Children's Commissioner for Wales
- Incumbent
- Assumed office 2022
- Preceded by: Sally Holland

Personal details
- Born: c. 1976
- Education: University of Cambridge University of Swansea

= Rocío Cifuentes =

Children's Commissioner for Wales

Rocio Cifuentes is a Welsh academic, serving as the Children's Commissioner for Wales since 2022. Born to political dissidents in Chile under the dictatorship of Pinochet, Cifuentes spent her childhood years as a refugee in Swansea. After studying at Cambridge and Swansea universities, she worked in social work, charity and academia. In 2022, she was appointed as Children's Commissioner for Wales by Mark Drakeford.

== Early life and education ==
Rocio Cifuentes was born in Chile during the military dictatorship of General Pinochet. Her parents had been student activists attempting to help the poor under a previous left-wing government. Her father later wrote that he was imprisoned and tortured by the regime. In 1977, when Cifuentes was 13 months old, the family fled to the UK fearing for their safety and settled in Swansea. She has said about her childhood that "There was at the time a larger Chilean community in Swansea where I grew up, so it [the experience of the Pinochet dictatorship] was around me and it certainly shaped my values and who I am."
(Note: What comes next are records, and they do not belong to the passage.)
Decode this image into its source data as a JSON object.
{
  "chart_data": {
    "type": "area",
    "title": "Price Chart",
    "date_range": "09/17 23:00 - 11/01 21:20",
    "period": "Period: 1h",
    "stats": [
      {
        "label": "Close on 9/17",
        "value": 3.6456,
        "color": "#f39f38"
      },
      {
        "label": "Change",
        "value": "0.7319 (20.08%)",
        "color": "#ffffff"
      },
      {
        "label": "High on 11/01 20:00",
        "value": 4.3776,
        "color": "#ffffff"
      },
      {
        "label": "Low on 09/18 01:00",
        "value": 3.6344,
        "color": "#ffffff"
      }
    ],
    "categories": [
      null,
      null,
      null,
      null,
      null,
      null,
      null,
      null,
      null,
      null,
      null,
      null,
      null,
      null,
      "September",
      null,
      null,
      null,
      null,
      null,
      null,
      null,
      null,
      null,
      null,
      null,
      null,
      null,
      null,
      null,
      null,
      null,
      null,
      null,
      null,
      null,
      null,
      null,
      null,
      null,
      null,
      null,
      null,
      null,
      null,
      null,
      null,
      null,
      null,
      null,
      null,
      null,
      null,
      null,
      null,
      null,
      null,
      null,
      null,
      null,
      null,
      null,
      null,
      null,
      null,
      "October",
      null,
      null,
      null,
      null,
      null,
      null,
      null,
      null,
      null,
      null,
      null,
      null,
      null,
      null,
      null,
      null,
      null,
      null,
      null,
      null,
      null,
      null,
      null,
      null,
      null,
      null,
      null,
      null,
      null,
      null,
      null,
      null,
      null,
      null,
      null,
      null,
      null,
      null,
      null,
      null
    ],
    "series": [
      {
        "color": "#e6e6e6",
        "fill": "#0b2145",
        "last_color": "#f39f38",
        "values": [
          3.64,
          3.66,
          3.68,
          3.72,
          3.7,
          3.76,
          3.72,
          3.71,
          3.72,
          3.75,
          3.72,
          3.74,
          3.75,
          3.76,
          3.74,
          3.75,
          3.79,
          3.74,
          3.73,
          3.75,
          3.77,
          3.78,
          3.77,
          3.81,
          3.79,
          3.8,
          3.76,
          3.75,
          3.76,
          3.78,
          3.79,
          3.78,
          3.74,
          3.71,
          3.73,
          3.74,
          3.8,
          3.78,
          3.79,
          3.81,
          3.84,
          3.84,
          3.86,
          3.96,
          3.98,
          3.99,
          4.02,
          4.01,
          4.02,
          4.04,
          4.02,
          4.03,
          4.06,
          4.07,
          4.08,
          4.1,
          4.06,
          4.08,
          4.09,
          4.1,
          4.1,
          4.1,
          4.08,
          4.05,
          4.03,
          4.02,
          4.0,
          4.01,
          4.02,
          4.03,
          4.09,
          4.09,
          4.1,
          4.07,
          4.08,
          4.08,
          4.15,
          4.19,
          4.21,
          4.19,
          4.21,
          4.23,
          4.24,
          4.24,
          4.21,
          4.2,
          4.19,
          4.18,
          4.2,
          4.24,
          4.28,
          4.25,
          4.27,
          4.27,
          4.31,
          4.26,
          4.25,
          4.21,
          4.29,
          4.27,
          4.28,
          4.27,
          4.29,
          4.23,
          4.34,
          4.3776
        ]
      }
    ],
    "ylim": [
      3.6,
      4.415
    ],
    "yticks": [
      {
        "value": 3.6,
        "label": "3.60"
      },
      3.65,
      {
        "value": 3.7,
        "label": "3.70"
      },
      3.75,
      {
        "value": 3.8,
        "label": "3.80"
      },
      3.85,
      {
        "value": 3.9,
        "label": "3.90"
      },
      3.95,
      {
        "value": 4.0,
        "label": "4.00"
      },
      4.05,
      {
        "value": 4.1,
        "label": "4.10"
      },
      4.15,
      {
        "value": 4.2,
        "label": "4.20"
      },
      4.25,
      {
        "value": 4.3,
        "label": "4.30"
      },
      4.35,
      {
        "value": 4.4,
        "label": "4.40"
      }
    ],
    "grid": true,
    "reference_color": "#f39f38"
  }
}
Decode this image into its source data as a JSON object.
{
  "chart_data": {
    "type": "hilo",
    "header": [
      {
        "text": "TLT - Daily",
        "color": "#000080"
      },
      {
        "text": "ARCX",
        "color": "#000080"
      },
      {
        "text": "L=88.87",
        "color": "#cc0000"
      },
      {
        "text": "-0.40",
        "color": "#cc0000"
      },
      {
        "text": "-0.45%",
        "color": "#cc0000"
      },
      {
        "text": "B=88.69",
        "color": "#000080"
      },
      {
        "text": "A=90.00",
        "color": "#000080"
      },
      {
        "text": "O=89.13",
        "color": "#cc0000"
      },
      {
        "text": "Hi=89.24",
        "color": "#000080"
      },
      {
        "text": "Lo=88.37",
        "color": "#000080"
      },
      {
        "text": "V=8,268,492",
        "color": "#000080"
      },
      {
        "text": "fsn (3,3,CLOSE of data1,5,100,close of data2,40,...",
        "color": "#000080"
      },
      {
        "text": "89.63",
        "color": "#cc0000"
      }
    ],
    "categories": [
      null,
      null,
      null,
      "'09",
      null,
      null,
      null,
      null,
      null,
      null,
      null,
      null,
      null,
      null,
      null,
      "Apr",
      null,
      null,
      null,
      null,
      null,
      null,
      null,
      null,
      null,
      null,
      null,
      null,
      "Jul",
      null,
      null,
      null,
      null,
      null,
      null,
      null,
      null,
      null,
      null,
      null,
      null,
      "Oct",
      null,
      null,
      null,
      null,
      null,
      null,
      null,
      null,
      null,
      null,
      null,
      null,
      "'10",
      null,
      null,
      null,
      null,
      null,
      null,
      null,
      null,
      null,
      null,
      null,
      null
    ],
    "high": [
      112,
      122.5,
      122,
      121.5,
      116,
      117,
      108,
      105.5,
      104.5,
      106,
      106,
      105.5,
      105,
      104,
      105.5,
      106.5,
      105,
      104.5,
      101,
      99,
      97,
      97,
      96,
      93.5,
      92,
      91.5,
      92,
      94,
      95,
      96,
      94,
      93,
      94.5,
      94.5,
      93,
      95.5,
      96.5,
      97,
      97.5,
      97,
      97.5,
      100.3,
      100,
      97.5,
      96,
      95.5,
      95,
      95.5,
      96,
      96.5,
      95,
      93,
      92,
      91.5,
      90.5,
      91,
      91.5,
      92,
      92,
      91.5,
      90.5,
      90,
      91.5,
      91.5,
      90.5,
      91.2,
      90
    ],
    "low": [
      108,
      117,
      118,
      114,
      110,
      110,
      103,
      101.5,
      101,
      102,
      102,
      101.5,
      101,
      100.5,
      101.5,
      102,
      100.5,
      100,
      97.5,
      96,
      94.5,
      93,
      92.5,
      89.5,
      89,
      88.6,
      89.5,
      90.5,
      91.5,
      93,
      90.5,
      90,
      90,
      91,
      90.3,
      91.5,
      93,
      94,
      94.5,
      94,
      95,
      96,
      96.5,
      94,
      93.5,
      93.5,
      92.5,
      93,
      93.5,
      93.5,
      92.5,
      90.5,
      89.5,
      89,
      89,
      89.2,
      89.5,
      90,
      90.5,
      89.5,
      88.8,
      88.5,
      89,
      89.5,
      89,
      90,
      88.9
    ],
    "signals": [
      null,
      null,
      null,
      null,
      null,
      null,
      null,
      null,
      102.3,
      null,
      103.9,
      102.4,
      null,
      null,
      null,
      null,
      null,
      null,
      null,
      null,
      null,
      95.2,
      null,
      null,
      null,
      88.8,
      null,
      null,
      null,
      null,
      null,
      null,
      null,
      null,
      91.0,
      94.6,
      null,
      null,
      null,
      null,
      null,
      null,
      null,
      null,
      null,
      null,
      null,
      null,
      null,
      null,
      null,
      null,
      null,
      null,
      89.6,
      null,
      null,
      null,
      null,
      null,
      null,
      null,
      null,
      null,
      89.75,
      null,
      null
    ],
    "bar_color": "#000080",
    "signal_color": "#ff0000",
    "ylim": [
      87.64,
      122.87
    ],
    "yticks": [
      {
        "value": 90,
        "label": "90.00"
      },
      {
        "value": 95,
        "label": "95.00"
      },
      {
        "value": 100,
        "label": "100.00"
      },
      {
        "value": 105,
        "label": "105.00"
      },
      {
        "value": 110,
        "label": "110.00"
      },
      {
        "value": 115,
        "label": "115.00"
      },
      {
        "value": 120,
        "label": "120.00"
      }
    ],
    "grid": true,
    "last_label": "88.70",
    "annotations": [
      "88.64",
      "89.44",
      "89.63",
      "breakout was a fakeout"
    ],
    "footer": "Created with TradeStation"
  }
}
Cifuentes studied Social and Political Sciences at Cambridge University and later obtained a Master's degree in Social research from Swansea University.

== Career ==
Cifuentes was chief executive of the Ethnic Minorities and Youth Support Team (EYST), a Welsh organisation supporting ethnic minorities, for seventeen years prior to becoming Wales' children's commissioner. She had also previously worked for the Council of Ethnic Minority Voluntary Organisations, Swansea Young Single Homelessness Project, Gower College and Swansea University.

== Children's Commissioner for Wales ==
In January 2022, Welsh First Minister Mark Drakeford announced that Cifuentes would become the Children's Commissioner for Wales at the end of her predecessor Sally Holland's tenure. She was recommended for the role of Wales' children commissioner by a cross-party committee of MS's and took up the role in April 2022. She said in an interview shortly before starting that the COVID-19 pandemic's impact on children and young people would be one of her focus'. She was given an MBE at the Queen's Birthday Honours in 2022.